21. As regards the offence Under Section 498A IPC, PW 1 Sultana Ram in FIR Ex. D.1 has made an omnibus allegation that the appellant, co-accused Necku Ram, Smt. Surji and Menpal etc. subjected the deceased to cruelty and used to make demand for dowry. During the trial also, PW I Sultana Ram and PW 3 Smt. Guddi have stated likewise, but the learned trial Judge has disbelieved their testimony and acquitted co-accused persons. Hence on the basis of same evidence, the learned trial Judge had no jurisdiction to practise discrimination in respect of the appellant and to convict him for the offence Under Section 498A IPC. Moreover, the evidence regarding the alleged cruelty towards the deceased is also quite vague, incomplete, contradictory, replete with material contradictions and unworthy off credence. Therefore, in my considered opinion, the learned trial Judge has fallen into grave error in finding the appellant guilty for the offence Under Section 498A IPC.
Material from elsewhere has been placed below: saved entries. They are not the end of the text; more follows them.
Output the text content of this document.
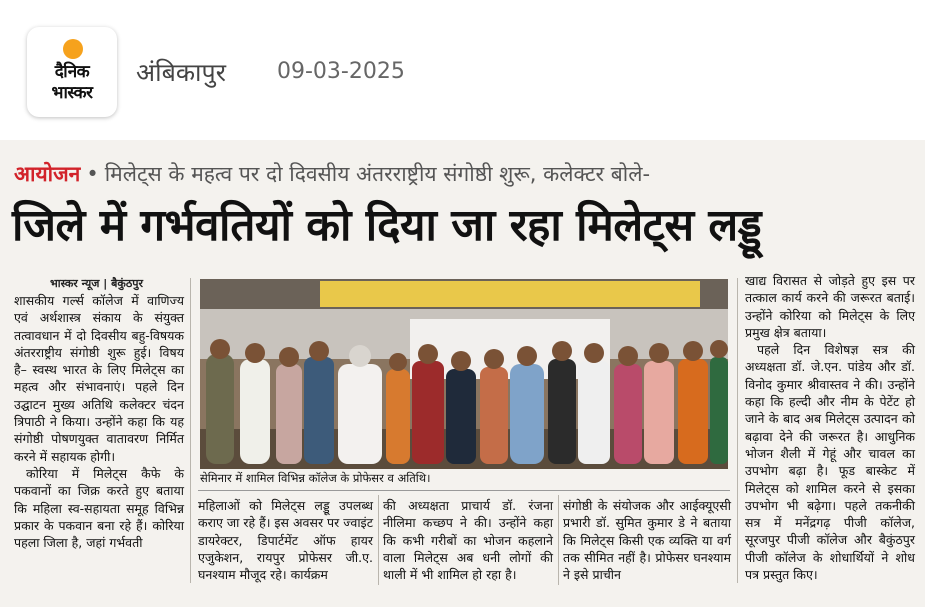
दैनिक
भास्कर
अंबिकापुर 09-03-2025
आयोजन • मिलेट्स के महत्व पर दो दिवसीय अंतरराष्ट्रीय संगोष्ठी शुरू, कलेक्टर बोले-
जिले में गर्भवतियों को दिया जा रहा मिलेट्स लड्डू
भास्कर न्यूज | बैकुंठपुर

शासकीय गर्ल्स कॉलेज में वाणिज्य एवं अर्थशास्त्र संकाय के संयुक्त तत्वावधान में दो दिवसीय बहु-विषयक अंतरराष्ट्रीय संगोष्ठी शुरू हुई। विषय है– स्वस्थ भारत के लिए मिलेट्स का महत्व और संभावनाएं। पहले दिन उद्घाटन मुख्य अतिथि कलेक्टर चंदन त्रिपाठी ने किया। उन्होंने कहा कि यह संगोष्ठी पोषणयुक्त वातावरण निर्मित करने में सहायक होगी।

कोरिया में मिलेट्स कैफे के पकवानों का जिक्र करते हुए बताया कि महिला स्व-सहायता समूह विभिन्न प्रकार के पकवान बना रहे हैं। कोरिया पहला जिला है, जहां गर्भवती

सेमिनार में शामिल विभिन्न कॉलेज के प्रोफेसर व अतिथि।

महिलाओं को मिलेट्स लड्डू उपलब्ध कराए जा रहे हैं। इस अवसर पर ज्वाइंट डायरेक्टर, डिपार्टमेंट ऑफ हायर एजुकेशन, रायपुर प्रोफेसर जी.ए. घनश्याम मौजूद रहे। कार्यक्रम

की अध्यक्षता प्राचार्य डॉ. रंजना नीलिमा कच्छप ने की। उन्होंने कहा कि कभी गरीबों का भोजन कहलाने वाला मिलेट्स अब धनी लोगों की थाली में भी शामिल हो रहा है।

संगोष्ठी के संयोजक और आईक्यूएसी प्रभारी डॉ. सुमित कुमार डे ने बताया कि मिलेट्स किसी एक व्यक्ति या वर्ग तक सीमित नहीं है। प्रोफेसर घनश्याम ने इसे प्राचीन

खाद्य विरासत से जोड़ते हुए इस पर तत्काल कार्य करने की जरूरत बताई। उन्होंने कोरिया को मिलेट्स के लिए प्रमुख क्षेत्र बताया।

पहले दिन विशेषज्ञ सत्र की अध्यक्षता डॉ. जे.एन. पांडेय और डॉ. विनोद कुमार श्रीवास्तव ने की। उन्होंने कहा कि हल्दी और नीम के पेटेंट हो जाने के बाद अब मिलेट्स उत्पादन को बढ़ावा देने की जरूरत है। आधुनिक भोजन शैली में गेहूं और चावल का उपभोग बढ़ा है। फूड बास्केट में मिलेट्स को शामिल करने से इसका उपभोग भी बढ़ेगा। पहले तकनीकी सत्र में मनेंद्रगढ़ पीजी कॉलेज, सूरजपुर पीजी कॉलेज और बैकुंठपुर पीजी कॉलेज के शोधार्थियों ने शोध पत्र प्रस्तुत किए।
22. the net result of the above discussion is that this appeal is allowed and the impugned judgment D/- 1-7-1992 as also the conviction and sentence passed against the appellant by the learned Addl. Distt. and Sessions Judge, Raisinghnagar are set aside. The appellant Jai Ram is acquitted of the offences Under Sections 304B and 498A IPC. He is at present lodged in Central Jail, Bikaner. He shall be released forthwith, provided he is not required in any othercase. The jail Authorities be informed accordingly.